# Lowrance HDS-5 lake insight ?



## Chrome steel

I had just purchased this new Lowrance model with lake insight built in. It should be shipped to me within 5 days. I'm curious about what lakes are built into the unit? It states that it covers Continental us inland lakes and rivers along with great lakes. But how many are Michigan lakes? I know I can still build this unit with navionics but dose anyone know where I can view the lakes that are covered by lake insight? I had no luck on the web.

Also I had gotten a great deal on this product for $719.95 no tax/free shipping 
original price is $799.00 in stores
plus a $50.00 mailing rebate bringing the total price to $670.00


----------



## waterfoul

Well, you did get a steal on it, that's for sure. 

Shoot an email to Lowrance or give them a call.


----------



## L Carr

Just a quick update:
According to a recent Lowrance service bulletin, the HDS units will have a software patch available from the Lowrance web site on May 15 that will alllow full Navionics products compatibility. Until that time, bear with us.
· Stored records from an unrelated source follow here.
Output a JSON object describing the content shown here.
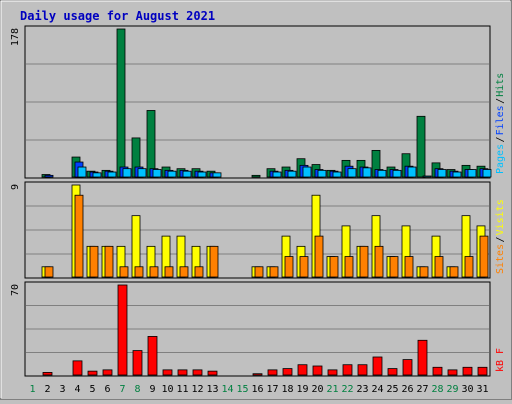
{
  "title": "Daily usage for August 2021",
  "colors": {
    "background": "#C0C0C0",
    "hits": "#008040",
    "files": "#0040FF",
    "pages": "#00C0FF",
    "visits": "#FFFF00",
    "sites": "#FF8000",
    "kbytes": "#FF0000",
    "title": "#0000C0",
    "weekday": "#000000",
    "weekend": "#008040"
  },
  "chart_data": [
    {
      "type": "bar",
      "panel": "hits-files-pages",
      "ymax_label": "178",
      "ylim": [
        0,
        178
      ],
      "legend": [
        {
          "name": "Pages",
          "color": "#00C0FF"
        },
        {
          "name": "Files",
          "color": "#0040FF"
        },
        {
          "name": "Hits",
          "color": "#008040"
        }
      ],
      "categories": [
        "1",
        "2",
        "3",
        "4",
        "5",
        "6",
        "7",
        "8",
        "9",
        "10",
        "11",
        "12",
        "13",
        "14",
        "15",
        "16",
        "17",
        "18",
        "19",
        "20",
        "21",
        "22",
        "23",
        "24",
        "25",
        "26",
        "27",
        "28",
        "29",
        "30",
        "31"
      ],
      "series": [
        {
          "name": "Hits",
          "values": [
            0,
            3,
            0,
            24,
            7,
            8,
            178,
            47,
            80,
            12,
            10,
            10,
            7,
            0,
            0,
            2,
            10,
            12,
            22,
            15,
            8,
            20,
            20,
            32,
            12,
            28,
            73,
            17,
            9,
            14,
            13
          ]
        },
        {
          "name": "Files",
          "values": [
            0,
            2,
            0,
            18,
            6,
            7,
            12,
            12,
            10,
            8,
            8,
            7,
            5,
            0,
            0,
            0,
            7,
            8,
            14,
            9,
            7,
            13,
            12,
            9,
            9,
            13,
            0,
            10,
            7,
            9,
            10
          ]
        },
        {
          "name": "Pages",
          "values": [
            0,
            0,
            0,
            12,
            5,
            6,
            10,
            10,
            9,
            7,
            7,
            6,
            5,
            0,
            0,
            0,
            6,
            7,
            12,
            8,
            6,
            10,
            11,
            8,
            8,
            12,
            1,
            9,
            6,
            9,
            9
          ]
        }
      ]
    },
    {
      "type": "bar",
      "panel": "visits-sites",
      "ymax_label": "9",
      "ylim": [
        0,
        9
      ],
      "legend": [
        {
          "name": "Sites",
          "color": "#FF8000"
        },
        {
          "name": "Visits",
          "color": "#FFFF00"
        }
      ],
      "categories": [
        "1",
        "2",
        "3",
        "4",
        "5",
        "6",
        "7",
        "8",
        "9",
        "10",
        "11",
        "12",
        "13",
        "14",
        "15",
        "16",
        "17",
        "18",
        "19",
        "20",
        "21",
        "22",
        "23",
        "24",
        "25",
        "26",
        "27",
        "28",
        "29",
        "30",
        "31"
      ],
      "series": [
        {
          "name": "Visits",
          "values": [
            0,
            1,
            0,
            9,
            3,
            3,
            3,
            6,
            3,
            4,
            4,
            3,
            3,
            0,
            0,
            1,
            1,
            4,
            3,
            8,
            2,
            5,
            3,
            6,
            2,
            5,
            1,
            4,
            1,
            6,
            5
          ]
        },
        {
          "name": "Sites",
          "values": [
            0,
            1,
            0,
            8,
            3,
            3,
            1,
            1,
            1,
            1,
            1,
            1,
            3,
            0,
            0,
            1,
            1,
            2,
            2,
            4,
            2,
            2,
            3,
            3,
            2,
            2,
            1,
            2,
            1,
            2,
            4
          ]
        }
      ]
    },
    {
      "type": "bar",
      "panel": "kbytes",
      "ymax_label": "70",
      "ylim": [
        0,
        70
      ],
      "legend": [
        {
          "name": "kB F",
          "color": "#FF0000"
        }
      ],
      "categories": [
        "1",
        "2",
        "3",
        "4",
        "5",
        "6",
        "7",
        "8",
        "9",
        "10",
        "11",
        "12",
        "13",
        "14",
        "15",
        "16",
        "17",
        "18",
        "19",
        "20",
        "21",
        "22",
        "23",
        "24",
        "25",
        "26",
        "27",
        "28",
        "29",
        "30",
        "31"
      ],
      "series": [
        {
          "name": "kB F",
          "values": [
            0,
            2,
            0,
            11,
            3,
            4,
            70,
            19,
            30,
            4,
            4,
            4,
            3,
            0,
            0,
            1,
            4,
            5,
            8,
            7,
            4,
            8,
            8,
            14,
            5,
            12,
            27,
            6,
            4,
            6,
            6
          ]
        }
      ]
    }
  ],
  "days": [
    "1",
    "2",
    "3",
    "4",
    "5",
    "6",
    "7",
    "8",
    "9",
    "10",
    "11",
    "12",
    "13",
    "14",
    "15",
    "16",
    "17",
    "18",
    "19",
    "20",
    "21",
    "22",
    "23",
    "24",
    "25",
    "26",
    "27",
    "28",
    "29",
    "30",
    "31"
  ],
  "weekend_days": [
    "1",
    "7",
    "8",
    "14",
    "15",
    "21",
    "22",
    "28",
    "29"
  ]
}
According to my conversation with a Lowrance exec last week at a training session, there is no lake list yet avialable for the Lake Insight lakes but it is being worked on as we speak.

Larry Carr
Navionics Inc
Westerville OH


----------



## Chrome steel

You know I have been trying to ask about the sonar fish alarm thats supposed to be on unit but isn't. I want an up date for it is this possible? look here at specifications it says it has sonar fish,max and min depth still none

http://www.lowrance.com/en/Products...-5-FishfinderGPS-Chartplotter/Specifications/


----------